Can you help me to write a sequence of reading these books?
1.Algebra and Geometry(Alan F.Beardon) https://www.amazon.co.uk/gp/product/0521890497/ref=ppx_yo_dt_b_asin_title_o02_s01?ie=UTF8&psc=1
2.Calculus (Frank Ayres, Jr.,Phd Elliott Mendelson)
3.Linear Algebra https://www.amazon.co.uk/gp/product/0071794565/ref=ppx_yo_dt_b_asin_title_o01_s00?ie=UTF8&psc=1
4.Geometry https://www.amazon.co.uk/gp/product/1107647835/ref=ppx_yo_dt_b_asin_title_o00_s00?ie=UTF8&psc=1
I am still at school, but I went through all the material. And tell me please, What math topics are covered at the University?
What courses comprise a university math education varies from school to school and country to country. I worked for years at a small liberal arts college in the US. Our undergraduate program was essentially the calculus sequence, linear algebra, differential equations, abstract algebra, and introductory analysis, together with a course in foundations. We were occasionally able to offer special topics courses in topology and complex analysis.
This structure was fundamentally different from what was offered at my undergraduate and graduate institutions, which were major public research universities.
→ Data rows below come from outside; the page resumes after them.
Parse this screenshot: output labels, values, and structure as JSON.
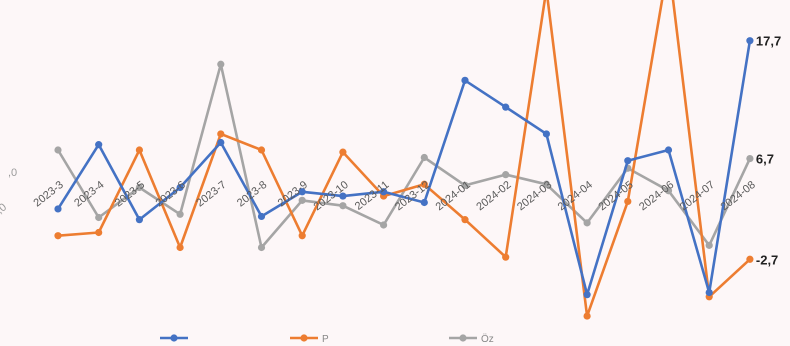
{
  "chart_data": {
    "type": "line",
    "title": "",
    "xlabel": "",
    "ylabel": "",
    "categories": [
      "2023-3",
      "2023-4",
      "2023-5",
      "2023-6",
      "2023-7",
      "2023-8",
      "2023-9",
      "2023-10",
      "2023-11",
      "2023-12",
      "2024-01",
      "2024-02",
      "2024-03",
      "2024-04",
      "2024-05",
      "2024-06",
      "2024-07",
      "2024-08"
    ],
    "y_ticks": [
      ",0",
      ",0"
    ],
    "ylim": [
      -6.5,
      21.5
    ],
    "series": [
      {
        "name": "",
        "color": "#4472c4",
        "values": [
          2.0,
          8.0,
          1.0,
          4.0,
          8.2,
          1.3,
          3.6,
          3.2,
          3.6,
          2.6,
          14.0,
          11.5,
          9.0,
          -6.0,
          6.5,
          7.5,
          -5.8,
          17.7
        ]
      },
      {
        "name": "P",
        "color": "#ed7d31",
        "values": [
          -0.5,
          -0.2,
          7.5,
          -1.6,
          9.0,
          7.5,
          -0.5,
          7.3,
          3.2,
          4.3,
          1.0,
          -2.5,
          22.5,
          -8.0,
          2.7,
          25.0,
          -6.2,
          -2.7
        ]
      },
      {
        "name": "Öz",
        "color": "#a5a5a5",
        "values": [
          7.5,
          1.2,
          4.0,
          1.5,
          15.5,
          -1.6,
          2.8,
          2.3,
          0.5,
          6.8,
          4.2,
          5.2,
          4.3,
          0.7,
          5.8,
          3.7,
          -1.4,
          6.7
        ]
      }
    ],
    "end_labels": [
      "17,7",
      "6,7",
      "-2,7"
    ],
    "legend": {
      "placement": "bottom",
      "entries": [
        "",
        "P",
        "Öz"
      ]
    },
    "grid": false
  }
}
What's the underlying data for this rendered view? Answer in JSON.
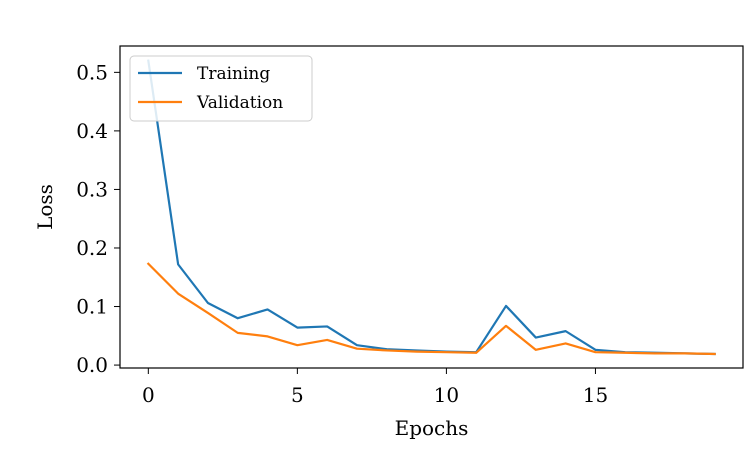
{
  "chart_data": {
    "type": "line",
    "title": "",
    "xlabel": "Epochs",
    "ylabel": "Loss",
    "x": [
      0,
      1,
      2,
      3,
      4,
      5,
      6,
      7,
      8,
      9,
      10,
      11,
      12,
      13,
      14,
      15,
      16,
      17,
      18,
      19
    ],
    "xlim": [
      -0.95,
      19.95
    ],
    "ylim": [
      -0.005,
      0.545
    ],
    "xticks": [
      0,
      5,
      10,
      15
    ],
    "xtick_labels": [
      "0",
      "5",
      "10",
      "15"
    ],
    "yticks": [
      0.0,
      0.1,
      0.2,
      0.3,
      0.4,
      0.5
    ],
    "ytick_labels": [
      "0.0",
      "0.1",
      "0.2",
      "0.3",
      "0.4",
      "0.5"
    ],
    "grid": false,
    "legend_position": "top-left",
    "series": [
      {
        "name": "Training",
        "color": "#1f77b4",
        "values": [
          0.52,
          0.172,
          0.106,
          0.08,
          0.095,
          0.064,
          0.066,
          0.034,
          0.027,
          0.025,
          0.023,
          0.022,
          0.101,
          0.047,
          0.058,
          0.026,
          0.022,
          0.021,
          0.02,
          0.019
        ]
      },
      {
        "name": "Validation",
        "color": "#ff7f0e",
        "values": [
          0.173,
          0.122,
          0.089,
          0.055,
          0.049,
          0.034,
          0.043,
          0.028,
          0.025,
          0.023,
          0.022,
          0.021,
          0.067,
          0.026,
          0.037,
          0.022,
          0.021,
          0.02,
          0.02,
          0.019
        ]
      }
    ]
  }
}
We had courses in advanced linear algebra and a second course in differential equations. Qualified students were able to take graduate courses if they desired. The undergraduate sequences in algebra and analysis were both two semesters, and both were required for majors (as was complex analysis). At the school where I worked, we were only able to offer one semester of each due to staffing limitations and number of math majors.
The level at which courses are offered can vary a great deal as well. At stronger schools (with stronger students) analysis would be offered at the level of, say, Rudin's Principles of Mathematical Analysis. At my school, with not necessarily weaker, but certainly less prepared students, use of that text would have been folly.
To get to your actual question, books 1,2 and 3 seem reasonable to master. The book on geometry, maybe not so much. Many schools in the US offer courses in geometry for undergraduates and these are mostly a theoretical look at "elementary" geometry. We did not require the course for our major.